Auf welche Veränderungen sollten sich Unternehmen für die kommenden fünf bis zehn Jahre in unserer Region Heilbronn-Franken einstellen? Zukunftsforscher Sven Gábor Jánszky prognostiziert: Große und kleinere Arbeitgeber in Heilbronn-Franken, die flexibel und offen mit Veränderungen umgehen und sich als „Caring Companies“ um ihre Mitarbeiter kümmern, bleiben vorne im Kampf um kluge Köpfe.

Herr Jánszky, Sie sind einer der renommiertesten Zukunftsforscher Deutschlands. Können Sie prognostizieren, wie der Arbeitsplatz der Zukunft in unserer Region in den kommenden fünf bis zehn Jahren aussehen wird?
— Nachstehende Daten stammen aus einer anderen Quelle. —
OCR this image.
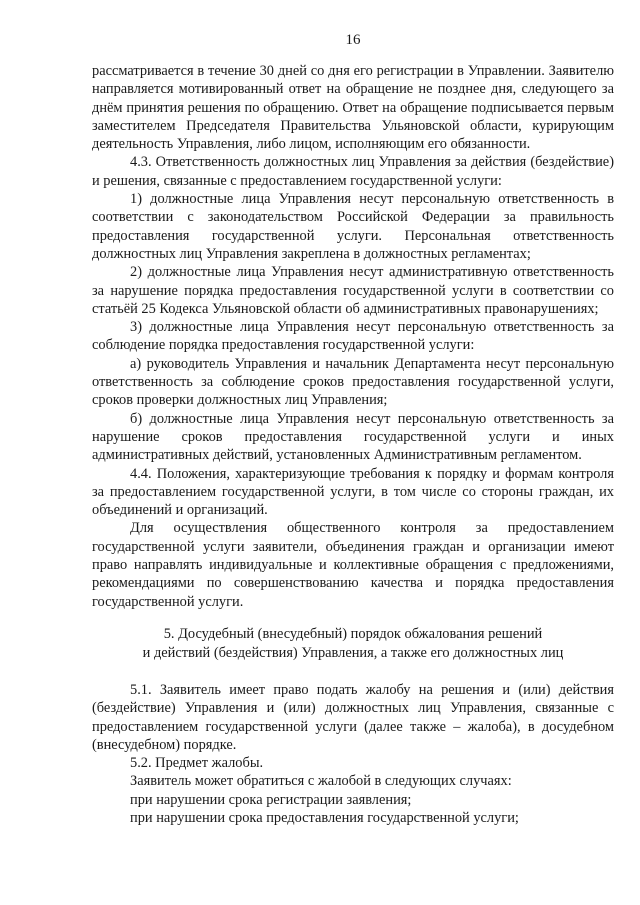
16

рассматривается в течение 30 дней со дня его регистрации в Управлении. Заявителю направляется мотивированный ответ на обращение не позднее дня, следующего за днём принятия решения по обращению. Ответ на обращение подписывается первым заместителем Председателя Правительства Ульяновской области, курирующим деятельность Управления, либо лицом, исполняющим его обязанности.

4.3. Ответственность должностных лиц Управления за действия (бездействие) и решения, связанные с предоставлением государственной услуги:

1) должностные лица Управления несут персональную ответственность в соответствии с законодательством Российской Федерации за правильность предоставления государственной услуги. Персональная ответственность должностных лиц Управления закреплена в должностных регламентах;

2) должностные лица Управления несут административную ответственность за нарушение порядка предоставления государственной услуги в соответствии со статьёй 25 Кодекса Ульяновской области об административных правонарушениях;

3) должностные лица Управления несут персональную ответственность за соблюдение порядка предоставления государственной услуги:

а) руководитель Управления и начальник Департамента несут персональную ответственность за соблюдение сроков предоставления государственной услуги, сроков проверки должностных лиц Управления;

б) должностные лица Управления несут персональную ответственность за нарушение сроков предоставления государственной услуги и иных административных действий, установленных Административным регламентом.

4.4. Положения, характеризующие требования к порядку и формам контроля за предоставлением государственной услуги, в том числе со стороны граждан, их объединений и организаций.

Для осуществления общественного контроля за предоставлением государственной услуги заявители, объединения граждан и организации имеют право направлять индивидуальные и коллективные обращения с предложениями, рекомендациями по совершенствованию качества и порядка предоставления государственной услуги.

5. Досудебный (внесудебный) порядок обжалования решений
и действий (бездействия) Управления, а также его должностных лиц

5.1. Заявитель имеет право подать жалобу на решения и (или) действия (бездействие) Управления и (или) должностных лиц Управления, связанные с предоставлением государственной услуги (далее также – жалоба), в досудебном (внесудебном) порядке.

5.2. Предмет жалобы.

Заявитель может обратиться с жалобой в следующих случаях:

при нарушении срока регистрации заявления;

при нарушении срока предоставления государственной услуги;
Sven Gábor Jánszky: Der Arbeitsplatz der Zukunft wird dafür gemacht sein, dass Menschen dort zusammenkommen. Das klingt vielleicht komisch, weil schon heute Menschen in Büros zusammenkommen – wo soll da der Unterschied sein? Aber heutige Arbeitsplätze sind immer noch so beschaffen, den Menschen einen Tisch und einen Stuhl zu bieten, damit sie mit Computern Informationen empfangen oder senden können. Diese Tätigkeiten, die heute ein Mensch mit seinem Computer allein am Schreibtisch macht – egal ob der in einem Büro steht oder zuhause – werden in den nächsten Jahren von Künstlicher Intelligenz übernommen. Wir werden erleben, dass alles, was mit Konversation und Sprache zu tun hat, egal ob geschrieben oder gesprochen, immer besser, billiger und schneller durch KI-Systeme übernommen wird. Ich will nicht sagen, dass Computerarbeit in fünf Jahren weggefallen ist. Aber der Wert dieser Tätigkeit wird stark sinken. Auf der anderen Seite steigt der Wert dessen, was Menschen mit anderen Menschen tun, wo direkte menschliche Kommunikation einen Vorteil bietet. Bedeutet also: Bei den Arbeitsplätzen der Zukunft wird es immer stärker darum gehen, dass Menschen zusammenkommen, miteinander reden und sich gegenseitig auf Ideen bringen, kritisieren und verbessern. Auch das gegenseitige Motivieren wird einen viel höheren Stellenwert bekommen als es bisher hatte. Ob das in Büros in der Heilbronner Innenstadt passiert oder in Co-Working-Spaces, ist erst einmal zweitrangig.
Also erleben wir eine Renaissance der Kundenkontakt-Branchen?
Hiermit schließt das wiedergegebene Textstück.